Easy install using pip

pip3 install reddit2text

Quickstart

First, you need to create a Reddit app to get your client_id and client_secret, in order to access the Reddit API.

Here's a visual step-by-step guide I created to do this! Alternatively, you can look at Reddit's API documentation.

Then, replace the client_id, client_secret, and user_agent with your credentials.

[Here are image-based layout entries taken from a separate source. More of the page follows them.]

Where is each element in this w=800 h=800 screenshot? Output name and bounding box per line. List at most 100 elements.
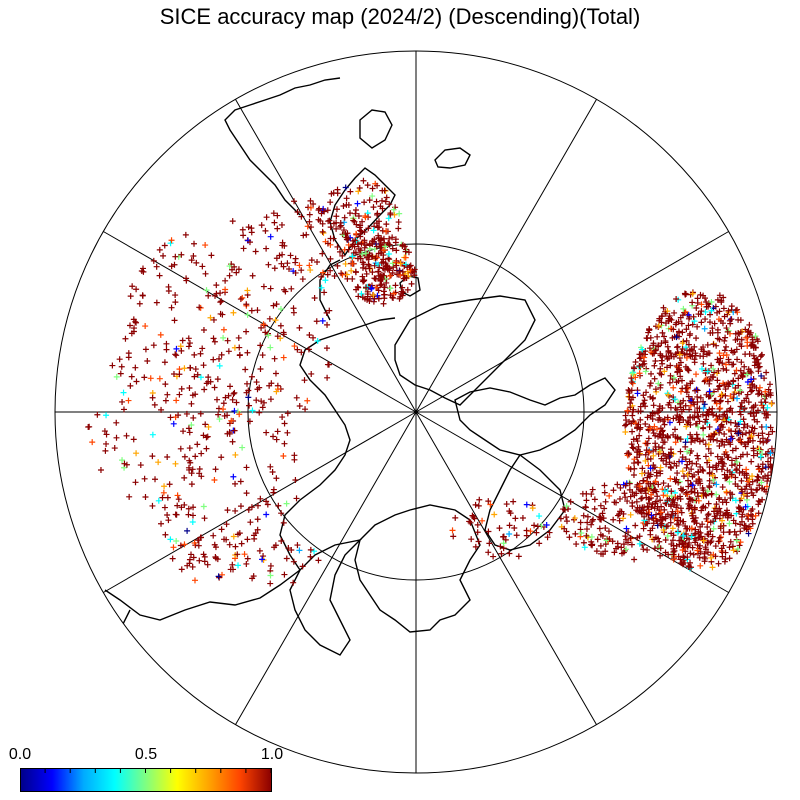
accuracy-point	[747, 368, 754, 375]
accuracy-point	[677, 448, 684, 455]
accuracy-point	[189, 392, 196, 399]
accuracy-point	[728, 471, 735, 478]
accuracy-point	[743, 466, 750, 473]
accuracy-point	[636, 362, 643, 369]
accuracy-point	[609, 538, 616, 545]
accuracy-point	[721, 460, 728, 467]
accuracy-point	[714, 386, 721, 393]
accuracy-point	[713, 491, 720, 498]
accuracy-point	[290, 558, 297, 565]
accuracy-point	[719, 553, 726, 560]
accuracy-point	[178, 251, 185, 258]
accuracy-point	[740, 406, 747, 413]
accuracy-point	[668, 465, 675, 472]
accuracy-point	[659, 354, 666, 361]
accuracy-point	[327, 267, 334, 274]
accuracy-point	[696, 554, 703, 561]
accuracy-point	[635, 459, 642, 466]
accuracy-point	[718, 297, 725, 304]
accuracy-point	[202, 421, 209, 428]
accuracy-point	[308, 257, 315, 264]
accuracy-point	[234, 551, 241, 558]
accuracy-point	[711, 320, 718, 327]
accuracy-point	[597, 542, 604, 549]
accuracy-point	[164, 494, 171, 501]
accuracy-point	[636, 533, 643, 540]
accuracy-point	[667, 475, 674, 482]
accuracy-point	[734, 395, 741, 402]
accuracy-point	[763, 423, 770, 430]
accuracy-point	[736, 542, 743, 549]
accuracy-point	[702, 555, 709, 562]
accuracy-point	[738, 439, 745, 446]
accuracy-point	[101, 428, 108, 435]
accuracy-point	[355, 188, 362, 195]
accuracy-point	[177, 542, 184, 549]
accuracy-point	[256, 547, 263, 554]
accuracy-point	[636, 426, 643, 433]
accuracy-point	[634, 390, 641, 397]
accuracy-point	[677, 314, 684, 321]
accuracy-point	[758, 372, 765, 379]
accuracy-point	[710, 518, 717, 525]
accuracy-point	[172, 299, 179, 306]
accuracy-point	[235, 562, 242, 569]
accuracy-point	[164, 391, 171, 398]
accuracy-point	[149, 431, 156, 438]
accuracy-point	[735, 375, 742, 382]
accuracy-point	[651, 423, 658, 430]
accuracy-point	[727, 495, 734, 502]
accuracy-point	[706, 388, 713, 395]
accuracy-point	[744, 451, 751, 458]
accuracy-point	[275, 502, 282, 509]
accuracy-point	[700, 431, 707, 438]
accuracy-point	[317, 217, 324, 224]
accuracy-point	[753, 410, 760, 417]
accuracy-point	[613, 499, 620, 506]
accuracy-point	[746, 429, 753, 436]
accuracy-point	[732, 307, 739, 314]
accuracy-point	[668, 530, 675, 537]
accuracy-point	[767, 424, 774, 431]
accuracy-point	[230, 390, 237, 397]
accuracy-point	[144, 357, 151, 364]
accuracy-point	[716, 496, 723, 503]
accuracy-point	[710, 436, 717, 443]
accuracy-point	[218, 298, 225, 305]
accuracy-point	[491, 511, 498, 518]
accuracy-point	[350, 217, 357, 224]
accuracy-point	[712, 543, 719, 550]
accuracy-point	[685, 505, 692, 512]
accuracy-point	[577, 526, 584, 533]
accuracy-point	[685, 315, 692, 322]
accuracy-point	[677, 388, 684, 395]
accuracy-point	[468, 536, 475, 543]
accuracy-point	[667, 362, 674, 369]
accuracy-point	[284, 410, 291, 417]
accuracy-point	[184, 527, 191, 534]
accuracy-point	[704, 488, 711, 495]
accuracy-point	[387, 285, 394, 292]
accuracy-point	[270, 210, 277, 217]
accuracy-point	[156, 272, 163, 279]
accuracy-point	[379, 197, 386, 204]
alaska-coast	[289, 538, 363, 656]
accuracy-point	[155, 497, 162, 504]
accuracy-point	[200, 362, 207, 369]
accuracy-point	[651, 350, 658, 357]
accuracy-point	[380, 300, 387, 307]
accuracy-point	[374, 182, 381, 189]
accuracy-point	[685, 477, 692, 484]
accuracy-point	[697, 529, 704, 536]
accuracy-point	[672, 478, 679, 485]
accuracy-point	[191, 577, 198, 584]
accuracy-point	[643, 389, 650, 396]
accuracy-point	[678, 487, 685, 494]
accuracy-point	[630, 406, 637, 413]
accuracy-point	[679, 546, 686, 553]
accuracy-point	[326, 217, 333, 224]
accuracy-point	[534, 523, 541, 530]
accuracy-point	[674, 495, 681, 502]
accuracy-point	[765, 431, 772, 438]
accuracy-point	[689, 378, 696, 385]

The user agent can be anything you like, but we recommend following this convention according to Reddit's guidelines: '<app type>:<app name>:<version> (by <your username>)'

This is enough to get started:

from reddit2text import Reddit2Text

r2t = Reddit2Text(
    # replace with your actual creds
    client_id='123abc',
    client_secret='123abc',
    user_agent='script:my_app:v1.0 (by u/reddit2text)'
)

URL = 'https://www.reddit.com/r/AskReddit/comments/1by3p2o/whats_the_stupidest_animal_and_how_has_it/'

output = r2t.textualize_post(URL)
print(output)

Here is an example (truncated) output from the above code! https://pastebin.com/niQTGbys

Extra Configuration

  • max_comment_depth, Optional[str]:
    • Maximum depth of comments to output. Includes the top-most comment. Defaults to None or -1 to include all.
  • comment_delim, Optional[str]:
    • String/character used to indent comments according to their nesting level. Defaults to | to mimic reddit.
r2t = Reddit2Text(
    # credentials ...
    max_comment_depth=3,  # all comment chains will be limited to a max of 3 replies
    comment_delim='#'  # each comment level will be preceded by multiples of this string
)

Current Features

  • Convert any Reddit thread (the post + all its comments) into structured text.
  • Include all comments, with the ability to specify the maximum comment depth.
  • Configure a custom comment delimiter, for visual separation of nested comments.

Have a Feature Idea?

Simply open an issue on github and tell me what should be added to the next release!

Planned Features

  • Comprehensive Formatting/Saving
    • Being able to save to a file location as .txt, .csv, .json, or to your clipboard!
  • Filtering/Sorting
    • Filter/sort comments based on upvotes, author name, body content, number of replies, etc. Also add in the ability to get the Top N comments.
  • Extra data fields
    • Access extra information for each post/comment, like whether it's NFSW or not and when it was created
  • Image/video support
    • Enable mining of not just text threads, but also image and video posts
  • CLI output
    • Add a progress bar to the terminal for threads with a large amount of comments
  • Anonymize usernames
    • Give the ability to obfuscate usernames, while still preserving their uniqueness across all comments
  • Iterate across many posts at once
    • Given a subreddit as the input and the sorting method (hot, top, new, etc.), loop over multiple posts at once and textualize them

Contributions

Contributions to reddit2text are always welcomed! I'm just a person that made something I think is useful, so any help is appreciated. You can always submit a pull requests or add an issue to the GitHub repository.

License

reddit2text is released under the Apache License 2.0. See the LICENSE file for more details.